Mulgrew told them in no uncertain terms that if they rejected the contract, the UFT would not be renogotiating on their behalf. Essentially he told OT/PT staff that they would have to go without a contract in this round if they voted no.

The danger of such arrogance from the leadership in a post-Janus environment is clear. It’s demoralizing for members and provokes anti-union attitudes.

“Members have all sorts of ideas in response to this,” says Marilena Marchetti, an occupational therapist. “People are looking for ways to apply pressure on the leadership, and some think by withholding dues, they might be able to do that.”

Marchetti moved to New York from Chicago, where she had organized as a member of the CORE caucus, which led the union’s historic strike in 2012.
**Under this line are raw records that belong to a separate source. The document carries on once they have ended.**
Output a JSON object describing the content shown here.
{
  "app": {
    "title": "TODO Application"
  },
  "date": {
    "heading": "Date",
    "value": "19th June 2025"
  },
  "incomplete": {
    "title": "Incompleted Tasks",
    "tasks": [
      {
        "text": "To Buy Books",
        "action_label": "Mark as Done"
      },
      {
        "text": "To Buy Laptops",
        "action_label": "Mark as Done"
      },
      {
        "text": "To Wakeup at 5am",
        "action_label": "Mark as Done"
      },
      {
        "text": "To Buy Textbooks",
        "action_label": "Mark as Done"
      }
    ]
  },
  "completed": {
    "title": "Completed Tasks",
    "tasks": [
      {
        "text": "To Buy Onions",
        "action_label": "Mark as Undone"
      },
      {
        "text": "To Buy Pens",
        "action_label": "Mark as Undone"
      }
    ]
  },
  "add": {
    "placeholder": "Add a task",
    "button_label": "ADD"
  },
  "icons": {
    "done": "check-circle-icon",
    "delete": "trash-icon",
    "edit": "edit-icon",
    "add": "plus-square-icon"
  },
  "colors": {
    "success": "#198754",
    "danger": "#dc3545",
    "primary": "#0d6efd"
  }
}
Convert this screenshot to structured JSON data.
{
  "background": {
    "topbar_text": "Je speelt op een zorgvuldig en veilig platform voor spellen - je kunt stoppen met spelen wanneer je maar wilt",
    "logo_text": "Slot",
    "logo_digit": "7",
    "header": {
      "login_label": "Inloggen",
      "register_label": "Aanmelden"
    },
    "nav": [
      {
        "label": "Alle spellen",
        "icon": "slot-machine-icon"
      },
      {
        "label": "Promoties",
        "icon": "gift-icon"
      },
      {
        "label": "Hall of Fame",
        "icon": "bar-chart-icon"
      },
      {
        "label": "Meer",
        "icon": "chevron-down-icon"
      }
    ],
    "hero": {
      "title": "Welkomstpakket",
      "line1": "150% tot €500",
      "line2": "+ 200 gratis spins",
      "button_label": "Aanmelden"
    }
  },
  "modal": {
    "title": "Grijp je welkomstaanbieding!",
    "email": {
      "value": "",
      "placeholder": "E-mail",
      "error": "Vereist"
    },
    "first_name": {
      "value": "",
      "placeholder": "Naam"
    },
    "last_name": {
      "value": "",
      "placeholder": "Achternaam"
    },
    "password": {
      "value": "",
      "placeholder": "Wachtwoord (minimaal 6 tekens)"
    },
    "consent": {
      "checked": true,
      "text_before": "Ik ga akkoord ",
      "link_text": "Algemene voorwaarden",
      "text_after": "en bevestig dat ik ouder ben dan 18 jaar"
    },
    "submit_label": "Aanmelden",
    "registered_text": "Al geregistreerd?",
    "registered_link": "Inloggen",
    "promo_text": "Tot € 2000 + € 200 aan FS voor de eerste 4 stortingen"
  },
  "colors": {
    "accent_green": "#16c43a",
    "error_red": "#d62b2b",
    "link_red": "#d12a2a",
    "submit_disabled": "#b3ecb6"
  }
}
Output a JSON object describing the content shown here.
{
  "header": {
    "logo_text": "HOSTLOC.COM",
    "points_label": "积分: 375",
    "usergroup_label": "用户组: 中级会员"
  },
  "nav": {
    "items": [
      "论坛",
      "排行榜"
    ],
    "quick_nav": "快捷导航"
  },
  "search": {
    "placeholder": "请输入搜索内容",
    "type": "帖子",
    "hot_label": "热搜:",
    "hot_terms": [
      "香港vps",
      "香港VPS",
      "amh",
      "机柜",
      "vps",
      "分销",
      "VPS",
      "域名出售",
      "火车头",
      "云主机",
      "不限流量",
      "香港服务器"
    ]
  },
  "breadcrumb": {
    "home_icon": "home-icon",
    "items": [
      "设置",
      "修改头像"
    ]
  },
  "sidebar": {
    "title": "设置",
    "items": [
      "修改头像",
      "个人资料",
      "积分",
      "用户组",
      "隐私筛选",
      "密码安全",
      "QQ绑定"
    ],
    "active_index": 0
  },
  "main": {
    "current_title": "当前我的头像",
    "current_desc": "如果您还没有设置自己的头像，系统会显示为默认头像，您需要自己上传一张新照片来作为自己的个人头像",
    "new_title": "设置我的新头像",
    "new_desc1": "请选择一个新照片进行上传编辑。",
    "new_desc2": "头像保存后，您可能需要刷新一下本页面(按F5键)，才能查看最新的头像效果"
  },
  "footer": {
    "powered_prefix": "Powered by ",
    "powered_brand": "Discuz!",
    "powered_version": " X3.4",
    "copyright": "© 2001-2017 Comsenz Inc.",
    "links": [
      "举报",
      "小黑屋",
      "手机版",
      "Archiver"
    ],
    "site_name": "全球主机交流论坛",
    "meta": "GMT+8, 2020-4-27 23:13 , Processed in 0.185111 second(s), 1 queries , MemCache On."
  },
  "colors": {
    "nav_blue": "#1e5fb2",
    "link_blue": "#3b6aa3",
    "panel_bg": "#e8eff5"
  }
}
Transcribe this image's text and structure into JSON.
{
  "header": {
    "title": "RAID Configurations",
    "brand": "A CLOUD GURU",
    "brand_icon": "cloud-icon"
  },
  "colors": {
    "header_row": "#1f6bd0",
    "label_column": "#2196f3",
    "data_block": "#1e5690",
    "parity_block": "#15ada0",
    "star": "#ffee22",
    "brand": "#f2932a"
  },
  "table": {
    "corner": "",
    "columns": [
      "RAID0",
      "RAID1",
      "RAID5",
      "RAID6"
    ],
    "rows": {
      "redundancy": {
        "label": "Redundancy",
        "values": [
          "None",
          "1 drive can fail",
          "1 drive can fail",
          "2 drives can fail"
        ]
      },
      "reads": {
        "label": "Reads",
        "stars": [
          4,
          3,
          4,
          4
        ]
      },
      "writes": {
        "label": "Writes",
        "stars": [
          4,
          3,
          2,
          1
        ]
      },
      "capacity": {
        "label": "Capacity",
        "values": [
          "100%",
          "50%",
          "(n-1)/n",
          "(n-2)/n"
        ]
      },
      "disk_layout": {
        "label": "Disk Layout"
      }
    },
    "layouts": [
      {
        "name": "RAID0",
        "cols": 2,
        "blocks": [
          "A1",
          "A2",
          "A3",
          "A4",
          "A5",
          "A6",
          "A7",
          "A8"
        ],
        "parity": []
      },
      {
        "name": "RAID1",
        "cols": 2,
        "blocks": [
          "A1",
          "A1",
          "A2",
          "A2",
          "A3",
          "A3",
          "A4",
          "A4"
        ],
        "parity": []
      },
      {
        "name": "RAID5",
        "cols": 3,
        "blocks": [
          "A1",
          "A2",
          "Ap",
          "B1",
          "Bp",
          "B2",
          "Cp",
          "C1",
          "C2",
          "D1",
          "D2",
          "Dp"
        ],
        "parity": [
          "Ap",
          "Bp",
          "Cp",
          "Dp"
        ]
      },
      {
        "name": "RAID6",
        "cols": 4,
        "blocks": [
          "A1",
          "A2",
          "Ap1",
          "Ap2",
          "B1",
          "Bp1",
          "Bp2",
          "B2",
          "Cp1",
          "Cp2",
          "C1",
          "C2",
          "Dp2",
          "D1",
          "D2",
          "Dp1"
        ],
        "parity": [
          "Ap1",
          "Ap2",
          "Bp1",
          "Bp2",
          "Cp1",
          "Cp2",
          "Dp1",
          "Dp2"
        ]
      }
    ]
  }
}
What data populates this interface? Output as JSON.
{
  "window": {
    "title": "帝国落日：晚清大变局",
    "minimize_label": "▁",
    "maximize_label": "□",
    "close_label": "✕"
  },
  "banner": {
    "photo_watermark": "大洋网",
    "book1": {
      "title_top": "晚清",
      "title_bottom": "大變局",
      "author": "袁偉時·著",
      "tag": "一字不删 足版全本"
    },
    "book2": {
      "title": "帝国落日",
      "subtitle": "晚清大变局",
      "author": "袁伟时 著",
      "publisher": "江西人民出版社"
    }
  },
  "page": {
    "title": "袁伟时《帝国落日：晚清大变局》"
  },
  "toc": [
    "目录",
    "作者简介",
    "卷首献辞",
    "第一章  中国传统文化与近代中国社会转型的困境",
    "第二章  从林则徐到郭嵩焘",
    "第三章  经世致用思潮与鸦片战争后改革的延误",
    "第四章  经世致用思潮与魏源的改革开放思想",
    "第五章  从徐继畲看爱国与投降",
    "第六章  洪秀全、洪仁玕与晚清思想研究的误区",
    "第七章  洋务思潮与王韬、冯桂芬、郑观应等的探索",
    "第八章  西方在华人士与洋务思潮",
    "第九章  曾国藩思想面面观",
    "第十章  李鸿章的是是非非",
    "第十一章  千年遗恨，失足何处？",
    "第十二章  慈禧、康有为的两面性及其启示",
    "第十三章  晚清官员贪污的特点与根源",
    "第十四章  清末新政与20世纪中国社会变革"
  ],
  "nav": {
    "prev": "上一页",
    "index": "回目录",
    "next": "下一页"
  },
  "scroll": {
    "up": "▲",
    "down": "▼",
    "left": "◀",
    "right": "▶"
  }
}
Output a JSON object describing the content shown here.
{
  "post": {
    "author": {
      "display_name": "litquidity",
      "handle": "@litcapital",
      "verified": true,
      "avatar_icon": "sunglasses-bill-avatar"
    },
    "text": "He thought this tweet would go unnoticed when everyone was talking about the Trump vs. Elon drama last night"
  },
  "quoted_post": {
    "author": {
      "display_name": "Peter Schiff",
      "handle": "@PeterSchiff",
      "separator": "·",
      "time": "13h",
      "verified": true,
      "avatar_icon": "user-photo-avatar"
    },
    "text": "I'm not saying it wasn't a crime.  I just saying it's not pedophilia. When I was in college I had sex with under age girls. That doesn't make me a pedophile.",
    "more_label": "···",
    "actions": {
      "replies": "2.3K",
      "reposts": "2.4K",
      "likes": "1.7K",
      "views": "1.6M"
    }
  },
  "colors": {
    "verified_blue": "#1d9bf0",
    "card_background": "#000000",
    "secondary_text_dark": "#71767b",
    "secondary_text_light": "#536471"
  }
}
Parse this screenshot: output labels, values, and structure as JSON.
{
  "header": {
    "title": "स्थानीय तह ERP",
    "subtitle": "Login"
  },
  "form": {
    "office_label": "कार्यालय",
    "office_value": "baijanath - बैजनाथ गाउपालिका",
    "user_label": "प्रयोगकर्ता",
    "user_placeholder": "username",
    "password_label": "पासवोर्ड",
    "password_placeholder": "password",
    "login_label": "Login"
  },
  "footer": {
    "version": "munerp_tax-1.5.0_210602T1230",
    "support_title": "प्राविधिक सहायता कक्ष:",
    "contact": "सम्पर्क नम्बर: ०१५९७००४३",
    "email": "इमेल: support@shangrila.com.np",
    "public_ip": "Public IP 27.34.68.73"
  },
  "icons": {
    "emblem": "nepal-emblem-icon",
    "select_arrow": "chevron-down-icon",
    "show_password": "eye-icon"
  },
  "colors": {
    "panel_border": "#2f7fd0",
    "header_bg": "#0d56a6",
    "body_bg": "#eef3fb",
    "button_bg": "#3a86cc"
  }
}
“The Chicago Teachers Union popularized the slogan ‘Our working conditions are our students’ learning conditions,’” Marchetti said. “That experience taught me a lesson: when unions fight in solidarity with people who share their class interests against institutionalized greed and the starving of public services, we can win. That seems to be a better way of doing business with the boss than the UFT’s approach.”

Kevin Prosen is a middle school teacher in Queens, New York, and a member of the Movement of Rank-and-File Educators, a social justice caucus in the UFT.

CORRECTION: This article originally stated that OT/PTs on average make half what teachers do. It has been corrected to state that their top pay rate is less than 60 percent of teachers' top pay rate.